Media Kryptonite
Julia Allison may have finally met her match. The Star magazine talking head was seen in tears last night at Tara Subkoff's party at low-ceilinged downtown club, the Beatrice Inn. (Party photographs are on Getty Images.) Allison is pretty thick-skinned, her ambition undimmed by the abuse she's received from blogs and former boyfriends. But other party-goers, who included maybe-gay socialite Fabian Basabe, saw her traumatized by a half-hour lecture from Hud Morgan. The belligerent Men's Vogue writer accused the "craven self-promoter" of dragging other people into her bad press. The talking bosom's plaintive response? "I'm a dating columnist. It's what I do. People don't give Candice Bushnell a hard time. Why is everyone so mean to me?!" Why, indeed? (The answers, which include a red scarf, and teen starlet Leven Rambin, after the jump.)
Hud Morgan, who is trying to establish himself as a serious journalist after an apprenticeship under Lloyd Grove at the New York Daily News, was particularly offended by a photograph of him, standing awkwardly in a red scarf, beside Allison in her hand-on-hip pose. (This trademark look was so important to Allison that she campaigned to have the photo on her Wikipedia page changed.) The image, which was first posted to Allison's personal blog, was highlighted on Gawker, and mocked by commenters, to the irritation of Morgan's boss. Not the image that a Men's Vogue writer should be conveying.
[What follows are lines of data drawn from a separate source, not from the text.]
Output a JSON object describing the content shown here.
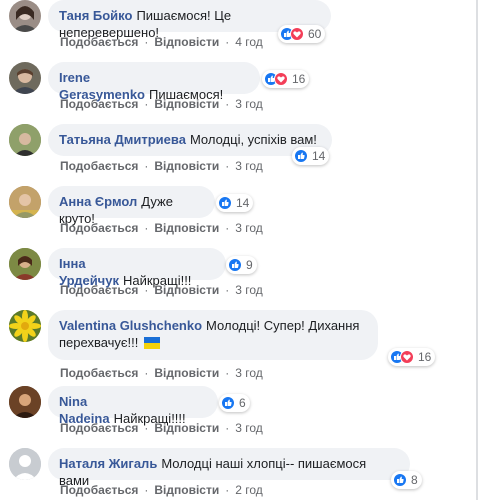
{
  "action_labels": {
    "like": "Подобається",
    "reply": "Відповісти",
    "separator": "·"
  },
  "comments": [
    {
      "author": "Таня Бойко",
      "text": "Пишаємося! Це неперевершено!",
      "reactions": [
        "like",
        "love"
      ],
      "count": "60",
      "time": "4 год",
      "avatar_color": "#9a8d86"
    },
    {
      "author": "Irene Gerasymenko",
      "text": "Пишаємося!",
      "reactions": [
        "like",
        "love"
      ],
      "count": "16",
      "time": "3 год",
      "avatar_color": "#6e6a5d"
    },
    {
      "author": "Татьяна Дмитриева",
      "text": "Молодці, успіхів вам!",
      "reactions": [
        "like"
      ],
      "count": "14",
      "time": "3 год",
      "avatar_color": "#7a8a58"
    },
    {
      "author": "Анна Єрмол",
      "text": "Дуже круто!",
      "reactions": [
        "like"
      ],
      "count": "14",
      "time": "3 год",
      "avatar_color": "#a07a4a"
    },
    {
      "author": "Інна Урдейчук",
      "text": "Найкращі!!!",
      "reactions": [
        "like"
      ],
      "count": "9",
      "time": "3 год",
      "avatar_color": "#6b7a3a"
    },
    {
      "author": "Valentina Glushchenko",
      "text_line1": "Молодці! Супер! Дихання",
      "text_line2": "перехвачує!!!",
      "flag": "ukraine",
      "reactions": [
        "like",
        "love"
      ],
      "count": "16",
      "time": "3 год",
      "avatar_color": "#c9b21a"
    },
    {
      "author": "Nina Nadeina",
      "text": "Найкращі!!!!",
      "reactions": [
        "like"
      ],
      "count": "6",
      "time": "3 год",
      "avatar_color": "#5e3b22"
    },
    {
      "author": "Наталя Жигаль",
      "text": "Молодці наші хлопці-- пишаємося вами",
      "reactions": [
        "like"
      ],
      "count": "8",
      "time": "2 год",
      "avatar_color": "#c8ccd1"
    }
  ],
  "colors": {
    "author": "#385898",
    "bubble": "#f0f2f5",
    "like": "#1877f2",
    "love": "#f33e58",
    "meta": "#65676b"
  },
  "icons": {
    "like": "thumbs-up-icon",
    "love": "heart-icon",
    "flag": "ukraine-flag-icon",
    "default_avatar": "default-avatar-icon"
  }
}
But spare the sympathy for Morgan. It's not as if the louche writer is a naive victim of Allison's publicity machine. Morgan put himself front-and-center in Tabloid Wars, the 2006 documentary series on the Daily News, in which he agonized on screen about the shallow life of a gossip columnist's gofer, and then drowned his sorrows in free booze. Best line: "Can you get me a beer, because I'm such a man? I want to order a fruit-ini, but I'm on camera." And he's embarrassed Allison in public, before. At a party for Arianna Huffington in 2007, Morgan stole Allison's cellphone, and drunkenly read out text exchanges between the dating columnist and her magazine editor boyfriend of the time, Dave Zinczenko, paying particular attention to mentions of blow jobs and Allison's post-sex bruises. The Men's Health editor soon broke off the relationship.
That's all history; there is a statute of limitations on the offenses committed by drunken gossip columnists. But Morgan's rehabilitation, since moving to Men's Vogue, is superficial. Put aside yesterday's drunken rant at Beatrice Inn. (Allison can inspire rage in even the most sober of people.) Guess whom he's currently dating? It's almost too lurid to be true: Leven Rambin, the 17-year-old star of daytime soap, All My Children. The same Rambin whom Allison called her "adopted little sister", until the barely legal actress lured the dating columnist's geek boyfriend, Jakob Lodwick. (Incidentally, Hud Morgan was one of Allison's first friends in New York, introduced by Grove, whom she knew from Washington, D.C.) Rambin's guilt, now compounded by her latest fling, doesn't trump ambition: the teenaged actress avoids photographs with Allison, on her publicist's advice. "I'm like media kryptonite," Allison tells friends.
Conclusion: they all deserve eachother.